姿形や能力に特別な補正がかかっていない時点で、自分が特別な存在で何らかのために召喚された可能性を諦めた。日本人故の黒髪黒目が、なんか特別なあれなのかも知れないが、来るか分からないどころか存在すらあるか怪しい迎えを、その場で待っているなんて自殺行為は出来なかった。
(お母さん…お父さん…お兄ちゃん)
折れそうな心が、別の世界にいる家族を思い出させた。
模範的な家族とは言いがたかった。
夫婦仲はかなり危ない状態だったし、兄は10年くらい遅い反抗期で、色々と息苦しい家だった。
それでも、家族全員が葉菜を愛してくれていた。
特に母は遠い地で、上手く仕事に馴染めない葉菜を、ひどく心配して、何度も連絡してくれていたのに。
「ごめ…なさい…ごめんなざい…おがぁさん……」
階段から落ちた自分の記憶を思い出す。
涙と鼻水が次々と溢れてきた。しゃっくりが上がって上手に息が出来ない。
きっと、もう自分は、あの世界には、戻れない。
「うあああああ」
葉菜は幼い子供のように、声をあげて泣いた。
異世界に行きたいなんて思わなきゃ、良かった。
せめて3年、それかクビになるまで、なんて意地を張って仕事を続けなければ良かった。
さっさと田舎に帰って、親の庇護下で資格をとるなりして、生き方を考えれば良かった。
葉菜は誰もいない森の中で、涙が枯れるまで泣き続けた。
泣きごとを言ってられたのも最初のうちだけだった。
歩いても、歩いても森は途切れる様子がない。人の姿も見えない。
頭の中に「樹海」という単語が過ったが、首を振って打ち消す。
遭難だなんて、笑えない。
日が暮れる前に、せめて人の集落まで到着したかった。どんな生き物がいるかも分からない森で一晩過ごすのなんかごめんだ。

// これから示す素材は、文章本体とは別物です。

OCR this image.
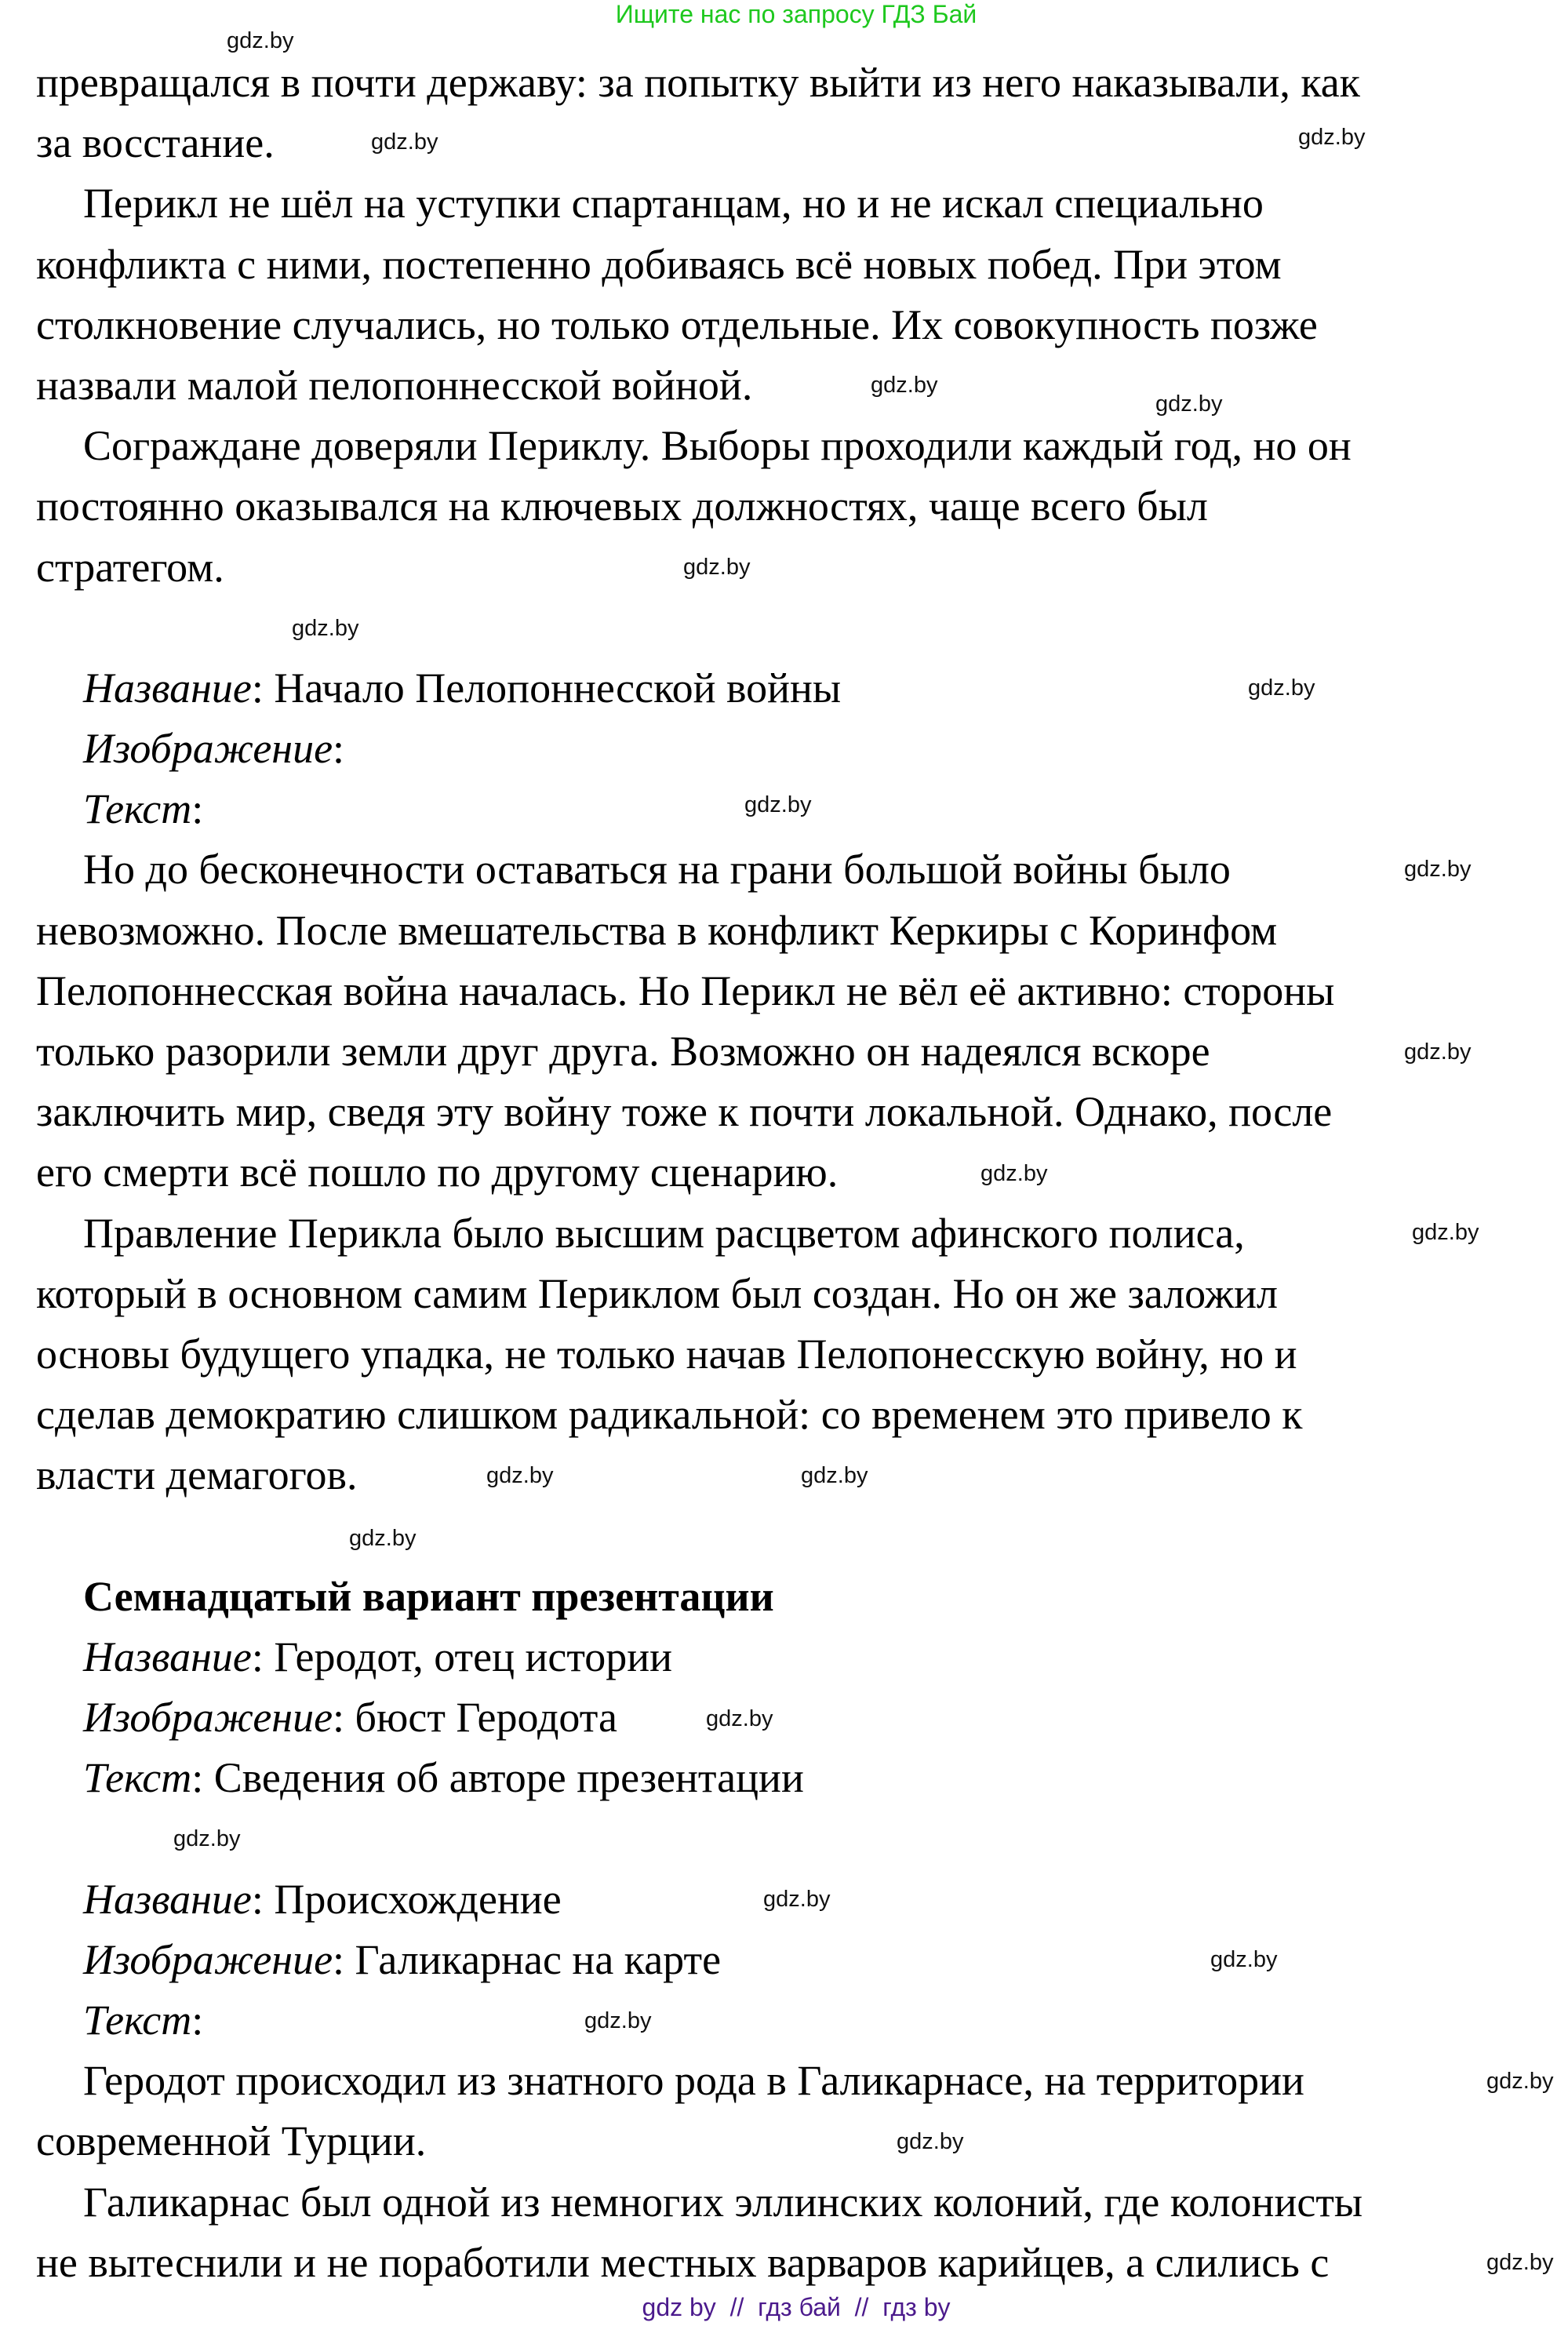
Ищите нас по запросу ГДЗ Бай
превращался в почти державу: за попытку выйти из него наказывали, как
за восстание.
Перикл не шёл на уступки спартанцам, но и не искал специально
конфликта с ними, постепенно добиваясь всё новых побед. При этом
столкновение случались, но только отдельные. Их совокупность позже
назвали малой пелопоннесской войной.
Сограждане доверяли Периклу. Выборы проходили каждый год, но он
постоянно оказывался на ключевых должностях, чаще всего был
стратегом.
Название: Начало Пелопоннесской войны
Изображение:
Текст:
Но до бесконечности оставаться на грани большой войны было
невозможно. После вмешательства в конфликт Керкиры с Коринфом
Пелопоннесская война началась. Но Перикл не вёл её активно: стороны
только разорили земли друг друга. Возможно он надеялся вскоре
заключить мир, сведя эту войну тоже к почти локальной. Однако, после
его смерти всё пошло по другому сценарию.
Правление Перикла было высшим расцветом афинского полиса,
который в основном самим Периклом был создан. Но он же заложил
основы будущего упадка, не только начав Пелопонесскую войну, но и
сделав демократию слишком радикальной: со временем это привело к
власти демагогов.
Семнадцатый вариант презентации
Название: Геродот, отец истории
Изображение: бюст Геродота
Текст: Сведения об авторе презентации
Название: Происхождение
Изображение: Галикарнас на карте
Текст:
Геродот происходил из знатного рода в Галикарнасе, на территории
современной Турции.
Галикарнас был одной из немногих эллинских колоний, где колонисты
не вытеснили и не поработили местных варваров карийцев, а слились с
gdz.by
gdz.by
gdz.by
gdz.by
gdz.by
gdz.by
gdz.by
gdz.by
gdz.by
gdz.by
gdz.by
gdz.by
gdz.by
gdz.by	gdz.by
gdz.by
gdz.by
gdz.by
gdz.by
gdz.by
gdz.by
gdz.by
gdz.by
gdz.by
gdz by  //  гдз бай  //  гдз by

だが焦る葉菜に対して、無情にも辺りは暗くなっていく。
葉菜は諦め、取り敢えず一時的な避難場所を探すことにした。
たが見渡せど見渡せど木、木、木。
雨風凌げる洞窟など、何処にもない。
葉菜は大きく溜め息を吐くと、近くの大人の両うでで抱えこんで届くか届かないか程度の太さの木に向きなおった。
運動神経は得意でない。けれども、少しでも安全な場所を確保しようと思ったら、それしかない。
葉菜は万が一にも、登りきったあと生い茂った枝葉に隠れていた何かしら狂暴な生物と対面したりしないように、一度木を思い切り蹴飛ばして反応をみると(カラスのような鳥が飛び立っただけだった)木を登り始めた。
木登りは非常に困難だった。
子供の時分ですら、木登りをして遊んだ記憶がほとんどないのだから、当たり前なのかも知れない。
掴んだところは木の皮が剥けてきて非常に心もとないし、定期的に何らかの虫と遭遇して悲鳴をあげかける。手の上を親指大の蟻のようなものが這った時は耐えきれず一度木から落ちて全身を殴打した。
それでも、少しでも安全を確保したい一心で、何とか中腹の頑丈な太い枝の上に到着したころには、夜はどっぷりとふけていた。